Another issue when subclassing dict is that the built-in __init__ doesn’t call update, and the built-in update doesn’t call __setitem__. So, if you want all setitem operations to go through your __setitem__ function, you should make sure that it gets called yourself:

class DictWatch(dict):
    def __init__(self, *args, **kwargs):
        self.update(*args, **kwargs)

    def __getitem__(self, key):
        val = dict.__getitem__(self, key)
        print('GET', key)
        return val

    def __setitem__(self, key, val):
        print('SET', key, val)
        dict.__setitem__(self, key, val)

    def __repr__(self):
        dictrepr = dict.__repr__(self)
        return '%s(%s)' % (type(self).__name__, dictrepr)
        
    def update(self, *args, **kwargs):
        print('update', args, kwargs)
        for k, v in dict(*args, **kwargs).items():
            self[k] = v
Answered By: Matt Anderson

All you will have to do is

class BatchCollection(dict):
    def __init__(self, inpt={}):
        super(BatchCollection, self).__init__(inpt)

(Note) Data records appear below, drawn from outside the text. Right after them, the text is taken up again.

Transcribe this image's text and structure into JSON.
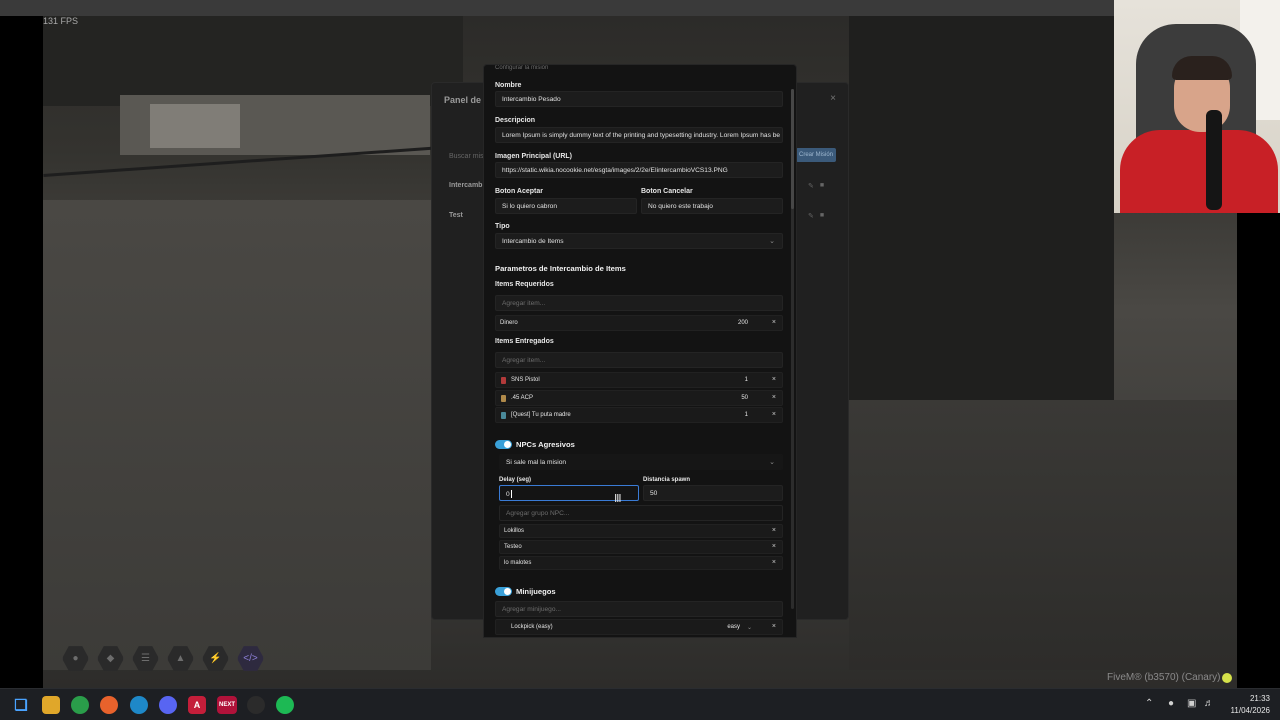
{
  "game": {
    "fps": "131 FPS",
    "platform_label": "FiveM® (b3570) (Canary)"
  },
  "bg_panel": {
    "title": "Panel de M",
    "search_placeholder": "Buscar misi",
    "rows": [
      "Intercamb",
      "Test"
    ],
    "new_button": "Crear Misión"
  },
  "modal": {
    "caption": "Configurar la misión",
    "nombre": {
      "label": "Nombre",
      "value": "Intercambio Pesado"
    },
    "descripcion": {
      "label": "Descripcion",
      "value": "Lorem Ipsum is simply dummy text of the printing and typesetting industry. Lorem Ipsum has be"
    },
    "imagen": {
      "label": "Imagen Principal (URL)",
      "value": "https://static.wikia.nocookie.net/esgta/images/2/2e/EIintercambioVCS13.PNG"
    },
    "boton_aceptar": {
      "label": "Boton Aceptar",
      "value": "Si lo quiero cabron"
    },
    "boton_cancelar": {
      "label": "Boton Cancelar",
      "value": "No quiero este trabajo"
    },
    "tipo": {
      "label": "Tipo",
      "value": "Intercambio de Items"
    },
    "params_title": "Parametros de Intercambio de Items",
    "requeridos": {
      "label": "Items Requeridos",
      "placeholder": "Agregar item...",
      "items": [
        {
          "name": "Dinero",
          "qty": "200",
          "icon_color": ""
        }
      ]
    },
    "entregados": {
      "label": "Items Entregados",
      "placeholder": "Agregar item...",
      "items": [
        {
          "name": "SNS Pistol",
          "qty": "1",
          "icon_color": "#b23a3a"
        },
        {
          "name": ".45 ACP",
          "qty": "50",
          "icon_color": "#b08a4a"
        },
        {
          "name": "[Quest] Tu puta madre",
          "qty": "1",
          "icon_color": "#4a8a9a"
        }
      ]
    },
    "npcs": {
      "title": "NPCs Agresivos",
      "enabled": true,
      "mode": "Si sale mal la mision",
      "delay": {
        "label": "Delay (seg)",
        "value": "0"
      },
      "distance": {
        "label": "Distancia spawn",
        "value": "50"
      },
      "group_placeholder": "Agregar grupo NPC...",
      "groups": [
        "Lokillos",
        "Testeo",
        "lo malotes"
      ]
    },
    "minijuegos": {
      "title": "Minijuegos",
      "enabled": true,
      "placeholder": "Agregar minijuego...",
      "items": [
        {
          "name": "Lockpick (easy)",
          "difficulty": "easy"
        }
      ]
    },
    "accent_color": "#3aa0d8",
    "close_glyph": "×"
  },
  "taskbar": {
    "apps": [
      "windows-start",
      "file-explorer",
      "chrome",
      "firefox",
      "edge",
      "discord",
      "app-a",
      "next",
      "github",
      "spotify"
    ],
    "time": "21:33",
    "date": "11/04/2026"
  }
}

A sample usage for my personal use

### EXAMPLE
class BatchCollection(dict):
    def __init__(self, inpt={}):
        super(BatchCollection, self).__init__(inpt)

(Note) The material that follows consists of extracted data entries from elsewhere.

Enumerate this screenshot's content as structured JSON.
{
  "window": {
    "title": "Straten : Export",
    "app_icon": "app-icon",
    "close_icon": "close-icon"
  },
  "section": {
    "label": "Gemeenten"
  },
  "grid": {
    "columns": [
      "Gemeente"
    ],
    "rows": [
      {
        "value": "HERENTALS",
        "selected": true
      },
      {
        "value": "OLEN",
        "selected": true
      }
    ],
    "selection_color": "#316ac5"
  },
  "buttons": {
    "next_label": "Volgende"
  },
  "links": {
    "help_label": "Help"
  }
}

    def __setitem__(self, key, item):
        if (isinstance(key, tuple) and len(key) == 2
                and isinstance(item, collections.Iterable)):
            # self.__dict__[key] = item
            super(BatchCollection, self).__setitem__(key, item)
        else:
            raise Exception(
                "Valid key should be a tuple (database_name, table_name) "
                "and value should be iterable")

Note: tested only in python3

Answered By: ravi404

Consider subclassing UserDict or UserList. These classes are intended to be subclassed whereas the normal dict and list are not, and contain optimisations.

Answered By: andrew pate

As Andrew Pate’s answer proposed, subclassing collections.UserDict instead of dict is much less error prone.

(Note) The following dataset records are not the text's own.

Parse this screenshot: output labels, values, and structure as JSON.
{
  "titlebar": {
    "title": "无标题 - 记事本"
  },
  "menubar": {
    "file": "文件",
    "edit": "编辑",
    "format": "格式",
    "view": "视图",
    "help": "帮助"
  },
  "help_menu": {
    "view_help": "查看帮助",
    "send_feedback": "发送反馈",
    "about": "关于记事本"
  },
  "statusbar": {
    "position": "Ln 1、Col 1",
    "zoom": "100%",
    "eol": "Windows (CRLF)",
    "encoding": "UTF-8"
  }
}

Here is an example showing an issue when inheriting dict naively:

class MyDict(dict):

  def __setitem__(self, key, value):
    super().__setitem__(key, value * 10)


d = MyDict(a=1, b=2)  # Bad! MyDict.__setitem__ not called
d.update(c=3)  # Bad! MyDict.__setitem__ not called
d['d'] = 4  # Good!
print(d)  # {'a': 1, 'b': 2, 'c': 3, 'd': 40}

UserDict inherits from collections.abc.MutableMapping, so this works as expected:

class MyDict(collections.UserDict):

  def __setitem__(self, key, value):
    super().__setitem__(key, value * 10)


d = MyDict(a=1, b=2)  # Good: MyDict.__setitem__ correctly called
d.update(c=3)  # Good: MyDict.__setitem__ correctly called
d['d'] = 4  # Good
print(d)  # {'a': 10, 'b': 20, 'c': 30, 'd': 40}

Similarly, you only have to implement __getitem__ to automatically be compatible with key in my_dict, my_dict.get, …

Note: UserDict is not a subclass of dict, so isinstance(UserDict(), dict) will fail (but isinstance(UserDict(), collections.abc.MutableMapping) will work).